Who you married, even when you had sex, how much resources you had, who you associated with, your religion or beliefs, your quirks, strengths, weaknesses, things to admire and things to fear about you were common knowledge.  You may have worn clothing that covered what the local culture thought should be private (e.g., your 'privates'), but the rest of you was, so to speak, laid bare.

But as society became agricultural and settled, and perhaps more lived in cities (though even until very very recently that was only a small fraction of the population, even in urban civilizations like Europe and the US and Japan etc.), more people and more complex activities (jobs, companies, apartment complexes or private homes separated from open view) made some aspects of life more inaccessible and hence private.  People may have gotten used to it, especially those who were better off, to protect them from jealousy and robbery etc.  The poor lived, and still live, in more traditionally exposed ways.  Think of slums and favellas, tenements, and more.

So it may be that what we are witnessing is that technological advances have in a way begun to restore us to a kind of non-private village life.  It's true that in a traditional village, you knew who might be saying what about you directly, but here we know who the snoops are, at least in generic terms (that is, it's Google, 23andMe, Verizon, WebMD.  It's a change of detail, but perhaps not so much in substance and implication as we might think.

So what we may be experiencing is the technologically driven end to a brief, anomalous era of privacy.  Because it seems so new and hence unnatural, we resist--at the same time that we keep using cell phones, chats, Google, and Amazon.

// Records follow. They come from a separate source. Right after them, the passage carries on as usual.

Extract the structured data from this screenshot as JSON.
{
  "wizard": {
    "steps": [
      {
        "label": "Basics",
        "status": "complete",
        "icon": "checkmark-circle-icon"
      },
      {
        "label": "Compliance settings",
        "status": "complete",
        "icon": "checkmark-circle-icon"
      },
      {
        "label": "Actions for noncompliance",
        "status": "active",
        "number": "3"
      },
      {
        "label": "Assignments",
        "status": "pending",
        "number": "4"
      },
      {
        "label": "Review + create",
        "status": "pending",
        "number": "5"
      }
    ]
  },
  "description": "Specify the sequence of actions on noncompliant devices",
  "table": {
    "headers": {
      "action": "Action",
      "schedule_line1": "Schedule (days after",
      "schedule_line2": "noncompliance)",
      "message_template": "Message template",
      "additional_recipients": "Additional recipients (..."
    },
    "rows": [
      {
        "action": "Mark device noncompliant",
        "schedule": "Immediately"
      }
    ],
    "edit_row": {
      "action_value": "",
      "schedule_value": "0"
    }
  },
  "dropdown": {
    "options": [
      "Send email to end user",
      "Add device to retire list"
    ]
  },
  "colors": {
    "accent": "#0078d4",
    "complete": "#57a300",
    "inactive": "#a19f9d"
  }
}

The debates about Big Data, medical or commercial, will work out in some ways how the return to village life will take place.....

5 comments:

Anonymous said...

Well, there is one difference. The trust level of village life does not exist in the 'global village' due to asymmetry between big and small players. For example, Goldman Sachs sees everyone's personal investment decision and uses that to make insider bets for their own gain. We do not have access to inner dealings of Goldman in this 'global village'. That kind of asymmetry typically did not exist in a rural village.

So, the current situation is more similar to Stasi than village.

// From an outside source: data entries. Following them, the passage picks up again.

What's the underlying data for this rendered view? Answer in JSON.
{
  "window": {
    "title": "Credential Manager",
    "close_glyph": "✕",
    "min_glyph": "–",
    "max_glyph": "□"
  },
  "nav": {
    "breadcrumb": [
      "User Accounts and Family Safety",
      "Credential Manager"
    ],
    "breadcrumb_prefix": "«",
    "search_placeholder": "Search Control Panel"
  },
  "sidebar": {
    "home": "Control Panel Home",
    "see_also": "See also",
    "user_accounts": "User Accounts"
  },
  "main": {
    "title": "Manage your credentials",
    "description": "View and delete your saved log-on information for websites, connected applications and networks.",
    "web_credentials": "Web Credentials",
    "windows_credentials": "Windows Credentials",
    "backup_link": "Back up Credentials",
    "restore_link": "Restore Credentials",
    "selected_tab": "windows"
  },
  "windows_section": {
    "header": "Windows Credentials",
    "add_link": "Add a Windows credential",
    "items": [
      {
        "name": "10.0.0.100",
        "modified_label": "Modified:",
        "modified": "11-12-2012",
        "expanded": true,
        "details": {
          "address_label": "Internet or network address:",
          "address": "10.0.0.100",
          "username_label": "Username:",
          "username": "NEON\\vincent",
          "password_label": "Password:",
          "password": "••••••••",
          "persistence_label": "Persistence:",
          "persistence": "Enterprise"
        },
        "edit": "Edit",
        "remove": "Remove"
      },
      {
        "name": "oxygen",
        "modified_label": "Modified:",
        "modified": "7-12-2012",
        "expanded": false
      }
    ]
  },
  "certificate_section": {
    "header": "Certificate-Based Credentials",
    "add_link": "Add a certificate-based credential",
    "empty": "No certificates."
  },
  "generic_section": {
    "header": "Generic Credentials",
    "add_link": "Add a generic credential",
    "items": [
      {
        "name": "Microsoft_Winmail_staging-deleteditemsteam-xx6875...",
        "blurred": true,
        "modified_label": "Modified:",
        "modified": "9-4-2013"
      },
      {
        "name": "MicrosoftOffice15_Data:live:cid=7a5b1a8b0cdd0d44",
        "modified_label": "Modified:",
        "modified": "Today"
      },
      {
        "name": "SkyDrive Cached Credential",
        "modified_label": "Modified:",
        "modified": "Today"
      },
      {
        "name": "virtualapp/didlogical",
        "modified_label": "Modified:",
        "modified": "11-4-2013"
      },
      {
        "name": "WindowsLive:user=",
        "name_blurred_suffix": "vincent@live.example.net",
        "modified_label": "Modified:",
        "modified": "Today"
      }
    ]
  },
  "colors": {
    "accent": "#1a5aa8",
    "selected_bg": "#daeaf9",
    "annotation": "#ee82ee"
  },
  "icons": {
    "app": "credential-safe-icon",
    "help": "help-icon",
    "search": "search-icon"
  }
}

http://en.wikipedia.org/wiki/Stasi

Ken Weiss said...

Yes, well the analogy we made can only go so far. We have close friends who grew up in Poland at the same time as the Stasi were at their peak in Germany, and we've heard some stories from them....

Anonymous said...

Another large difference in your analogy is how long such information is accessible. In the 'villages' you describe, everyday behavior is transiently recorded in memory only for as long as it is memorable or supplanted by another piece (which in gossip settings probably correlates with how much an action differs from the accepted social norm).

In the modern village, all past actions can be indefinitely stored and accessed. This can strongly shift the dynamic of interpersonal relationships, commerce, or other interactions, by basing decision-making on a longer history of information which may or may not be currently relevant.

Ed Hollox said...

So... if you are ill, your university medical insurance won't cover you? Can I buy stock in that insurance company, sounds a good deal to me?

This reminds me of a joke doing the rounds: the British health system treats you when you are sick but not if you are well, the American health system treats you when you are well but not if you are sick!

Ken Weiss said...

Changes of all sorts are coming, and I think we can't predict how things will go. But until we have a true national health care system, not connected to employers and with a safety net for the poor and unlucky, we will struggle along. Things will work out, clearly involving more cost to users. When or whether we can put a tournequet on greed and profit, and return medicine to a status as a profession rather than a trade, is anybody's guess.